Having your own allotment can be a very rewarding experience. However, it is also very hard work. It is likely that when you are allocated an allotment, it will have been neglected for some time. You must expect to have to spend a minimum of several hundred hours in the first year to clear a full plot, dig it over and start to plant it out.
This commitment of time is unlikely to decrease, but of course you will gradually be able to spend more time on planting and harvesting after the first year.
The commitment of time has to be regular. Even a well-tended plot will soon become overgrown if it is neglected – even if just for a few weeks. Make sure you have time to commit to an allotment before you sign up. Try and visit the allotment site you are interested in to get an idea of what you may be taking on.

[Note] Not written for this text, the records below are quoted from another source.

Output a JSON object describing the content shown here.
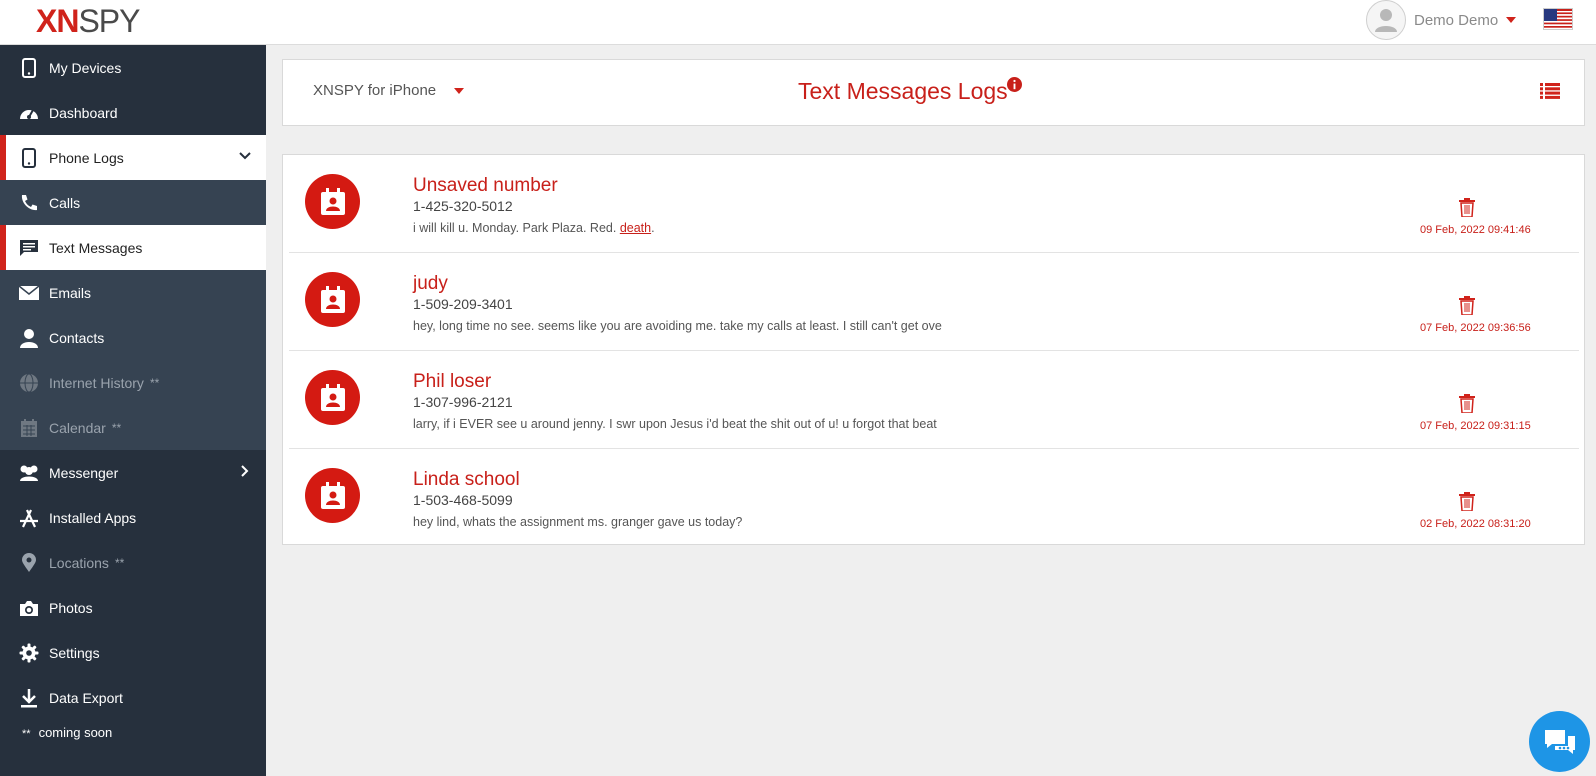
{
  "app": {
    "logo_main": "XN",
    "logo_sub": "SPY",
    "user_name": "Demo Demo"
  },
  "colors": {
    "accent": "#d0231b",
    "sidebar_bg": "#26303d",
    "sidebar_sub_bg": "#364352",
    "chat_blue": "#1e95e6"
  },
  "sidebar": {
    "items": [
      {
        "label": "My Devices",
        "icon": "phone-icon"
      },
      {
        "label": "Dashboard",
        "icon": "speedometer-icon"
      },
      {
        "label": "Phone Logs",
        "icon": "phone-icon",
        "expanded": true
      },
      {
        "label": "Calls",
        "icon": "handset-icon"
      },
      {
        "label": "Text Messages",
        "icon": "message-icon",
        "active": true
      },
      {
        "label": "Emails",
        "icon": "envelope-icon"
      },
      {
        "label": "Contacts",
        "icon": "person-icon"
      },
      {
        "label": "Internet History",
        "icon": "globe-icon",
        "disabled": true
      },
      {
        "label": "Calendar",
        "icon": "calendar-icon",
        "disabled": true
      },
      {
        "label": "Messenger",
        "icon": "users-icon"
      },
      {
        "label": "Installed Apps",
        "icon": "app-store-icon"
      },
      {
        "label": "Locations",
        "icon": "map-pin-icon",
        "disabled": true
      },
      {
        "label": "Photos",
        "icon": "camera-icon"
      },
      {
        "label": "Settings",
        "icon": "gear-icon"
      },
      {
        "label": "Data Export",
        "icon": "download-icon"
      }
    ],
    "coming_soon_marker": "**",
    "coming_soon_label": "coming soon"
  },
  "header": {
    "device_label": "XNSPY for iPhone",
    "title": "Text Messages Logs"
  },
  "messages": [
    {
      "name": "Unsaved number",
      "number": "1-425-320-5012",
      "text": "i will kill u. Monday. Park Plaza. Red.",
      "highlight": "death",
      "after": ".",
      "date": "09 Feb, 2022 09:41:46"
    },
    {
      "name": "judy",
      "number": "1-509-209-3401",
      "text": "hey, long time no see. seems like you are avoiding me. take my calls at least. I still can't get ove",
      "highlight": "",
      "after": "",
      "date": "07 Feb, 2022 09:36:56"
    },
    {
      "name": "Phil loser",
      "number": "1-307-996-2121",
      "text": "larry, if i EVER see u around jenny. I swr upon Jesus i'd beat the shit out of u! u forgot that beat",
      "highlight": "",
      "after": "",
      "date": "07 Feb, 2022 09:31:15"
    },
    {
      "name": "Linda school",
      "number": "1-503-468-5099",
      "text": "hey lind, whats the assignment ms. granger gave us today?",
      "highlight": "",
      "after": "",
      "date": "02 Feb, 2022 08:31:20"
    }
  ]
}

As well as paying rent for the year ahead, you will need tools and possibly a shed or storage facility on your plot. If you have never had an allotment before, find out if you can start on a small plot or a half plot.
You will have to sign a tenancy agreement with Manchester City Council, part of which states that you will be expected to keep the plot free from weeds and cultivated. You can’t do it all at once, but the agreement states that you must:
- Cultivate one quarter of the plot within 3 months of signing the tenancy agreement; and
- Cultivate the whole plot within 12 months of signing the tenancy agreement (which is an ongoing commitment).
There are a number of other rules and conditions as well, and failure to comply with any of these can lead to the Council terminating the tenancy. There is usually a long waiting list for allotments. Failing to cultivate it or look after it properly is unfair on people waiting, as well as other plot holders on the site.
Most Manchester allotments are run by a voluntary allotment association; they will be a group of plot holders who give up their time to “manage” the site. Be prepared to support the association by helping out on site; this may be cutting back hedges and bushes, weeding or helping out in an allotment shop. When you take on an allotment you are not just renting a plot of land, you are joining a community.
Taking an allotment and tending it properly will bring great satisfaction, as well as your own delicious home grown food.